David Hufton, an oil trader with the firm PVM, puts it another way: “Anybody who still believes that oil futures prices are a reflection of the true state of the physical market is living in a time warp.”
Neither Hufton nor Reuters emphasized the point, but many careful observers of the oil market agree with Hufton that supply and demand do not determine oil prices, and place responsibility for higher prices on speculators who treat oil as a financial rather than a physical asset. Whether you believe speculators perform a useful function—by anticipating future changes in the supply of or demand for oil—or not, their influence in oil markets moves the emphasis away from the physical market.

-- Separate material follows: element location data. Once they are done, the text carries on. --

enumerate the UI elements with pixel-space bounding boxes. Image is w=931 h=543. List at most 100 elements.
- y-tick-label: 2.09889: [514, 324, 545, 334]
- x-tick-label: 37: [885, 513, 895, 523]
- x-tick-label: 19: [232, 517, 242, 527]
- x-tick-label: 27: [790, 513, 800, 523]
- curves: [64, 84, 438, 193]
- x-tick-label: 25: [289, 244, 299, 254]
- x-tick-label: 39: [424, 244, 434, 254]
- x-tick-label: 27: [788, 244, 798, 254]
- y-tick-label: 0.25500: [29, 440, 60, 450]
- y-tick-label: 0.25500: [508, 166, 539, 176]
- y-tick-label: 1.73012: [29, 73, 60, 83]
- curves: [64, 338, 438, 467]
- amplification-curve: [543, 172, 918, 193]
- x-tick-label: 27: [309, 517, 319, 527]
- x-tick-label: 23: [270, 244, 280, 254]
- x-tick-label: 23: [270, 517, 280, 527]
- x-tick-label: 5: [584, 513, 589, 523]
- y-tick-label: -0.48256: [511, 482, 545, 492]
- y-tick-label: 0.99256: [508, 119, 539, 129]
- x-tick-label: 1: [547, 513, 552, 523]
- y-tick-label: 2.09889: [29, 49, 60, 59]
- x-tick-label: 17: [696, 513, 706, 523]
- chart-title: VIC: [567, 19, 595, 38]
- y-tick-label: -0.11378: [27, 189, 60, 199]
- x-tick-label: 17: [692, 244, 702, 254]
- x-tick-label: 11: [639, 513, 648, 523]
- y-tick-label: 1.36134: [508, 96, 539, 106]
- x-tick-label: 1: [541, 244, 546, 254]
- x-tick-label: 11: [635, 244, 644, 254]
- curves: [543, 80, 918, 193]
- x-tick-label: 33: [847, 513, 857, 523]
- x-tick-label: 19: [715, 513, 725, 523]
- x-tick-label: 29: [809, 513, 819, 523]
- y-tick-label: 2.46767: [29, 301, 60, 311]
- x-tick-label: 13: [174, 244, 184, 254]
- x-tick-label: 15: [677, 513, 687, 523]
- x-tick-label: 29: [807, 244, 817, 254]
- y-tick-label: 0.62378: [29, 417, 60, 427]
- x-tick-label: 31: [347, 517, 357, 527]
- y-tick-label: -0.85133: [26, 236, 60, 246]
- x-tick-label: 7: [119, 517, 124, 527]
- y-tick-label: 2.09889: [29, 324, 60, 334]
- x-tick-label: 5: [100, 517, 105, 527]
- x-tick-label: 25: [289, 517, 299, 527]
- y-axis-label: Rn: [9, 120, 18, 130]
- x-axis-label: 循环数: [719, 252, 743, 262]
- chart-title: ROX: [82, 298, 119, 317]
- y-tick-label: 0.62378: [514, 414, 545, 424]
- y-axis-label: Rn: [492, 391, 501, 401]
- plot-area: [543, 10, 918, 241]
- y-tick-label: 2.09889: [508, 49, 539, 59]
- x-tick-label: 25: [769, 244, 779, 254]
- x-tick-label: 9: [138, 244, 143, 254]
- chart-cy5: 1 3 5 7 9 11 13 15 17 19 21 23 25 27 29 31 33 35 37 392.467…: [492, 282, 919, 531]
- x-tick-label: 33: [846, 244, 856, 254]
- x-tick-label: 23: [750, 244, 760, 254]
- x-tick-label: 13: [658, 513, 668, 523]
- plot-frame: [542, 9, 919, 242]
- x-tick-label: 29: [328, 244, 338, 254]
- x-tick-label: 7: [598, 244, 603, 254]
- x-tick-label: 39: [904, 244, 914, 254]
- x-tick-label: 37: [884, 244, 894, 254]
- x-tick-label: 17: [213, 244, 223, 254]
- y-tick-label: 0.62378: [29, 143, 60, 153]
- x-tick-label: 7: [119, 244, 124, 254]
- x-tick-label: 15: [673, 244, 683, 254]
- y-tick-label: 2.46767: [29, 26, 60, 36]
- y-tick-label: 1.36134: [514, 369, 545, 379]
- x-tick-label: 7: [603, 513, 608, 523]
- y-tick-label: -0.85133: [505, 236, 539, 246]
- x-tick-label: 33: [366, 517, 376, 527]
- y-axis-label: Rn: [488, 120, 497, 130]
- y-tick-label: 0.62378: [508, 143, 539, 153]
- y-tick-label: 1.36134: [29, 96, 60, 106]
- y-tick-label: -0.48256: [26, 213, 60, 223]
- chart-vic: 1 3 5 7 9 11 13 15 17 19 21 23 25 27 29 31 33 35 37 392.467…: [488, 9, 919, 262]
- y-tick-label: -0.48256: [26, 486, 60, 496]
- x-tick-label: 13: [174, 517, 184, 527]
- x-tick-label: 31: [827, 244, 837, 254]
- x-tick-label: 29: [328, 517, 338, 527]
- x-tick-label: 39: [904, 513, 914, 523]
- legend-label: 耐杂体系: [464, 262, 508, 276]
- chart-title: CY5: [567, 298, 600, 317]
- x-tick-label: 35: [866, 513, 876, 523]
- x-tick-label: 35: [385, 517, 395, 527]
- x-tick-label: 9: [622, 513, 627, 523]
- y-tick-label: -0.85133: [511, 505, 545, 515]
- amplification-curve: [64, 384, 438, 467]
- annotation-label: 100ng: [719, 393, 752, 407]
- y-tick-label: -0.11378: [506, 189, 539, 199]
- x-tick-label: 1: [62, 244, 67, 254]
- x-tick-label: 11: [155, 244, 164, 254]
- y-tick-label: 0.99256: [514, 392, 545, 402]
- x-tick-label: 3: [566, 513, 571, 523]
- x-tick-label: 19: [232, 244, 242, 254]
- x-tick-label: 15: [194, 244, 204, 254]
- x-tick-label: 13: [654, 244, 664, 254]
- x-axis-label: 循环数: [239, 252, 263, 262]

Who benefits from this? OPEC does, says Reuters. OPEC members are now routinely surpassing their production quotas. According to an energy adviser with PFC Energy, Paul Tossetti, “If you get on the ground and look at the fundamentals, you see too much crude oil production by OPEC.” But OPEC hasn’t suffered from this oversupply, since physical supply hasn’t dragged down oil prices. When OPEC meets this Wednesday, all expectations are for them to maintain their current production targets, even as member nations violate those targets. And why would OPEC try to curb production? If they can produce more and sell it at the same (or higher) prices, then added production only further boosts their profit.
For consumers of heating oil and other oil products, it can be frustrating to pay more for oil now because traders expect oil demand to rise in the future, but that’s what has been happening. While supply and demand can still have an impact on oil prices—the collapse of crude prices from $147 a barrel to $33 a barrel in 2008 was attributed to the recession, which choked off oil demand as the economy contracted—consumers are often at the mercy of investors who are more concerned with the value of the dollar than with how much heating oil people are using. The Commodity Futures Trading Commission (CFTC) has proposed new rules to try to limit the impact that speculators have on the market, but they may not be stringent enough to affect oil prices.
If supply and demand gained a more decisive role in determining oil prices, whether through CFTC regulation or otherwise, consumers would reap the benefits of lower oil prices—at least for now, when there is no shortage of oil supply. However, some oil analysts, like Jeff Rubin, think that significantly higher oil prices are inevitable in the next few years, because supply will be unable to keep up with demand.
So while prices determined by supply and demand are not necessarily low prices, they do give consumers a fighting chance for fair prices. It’s hard to imagine a scenario in which speculators keep oil prices artificially low. If consumers bear the burden when supplies are low and demand is high, they should catch a break when there’s more oil on the market than anyone wants.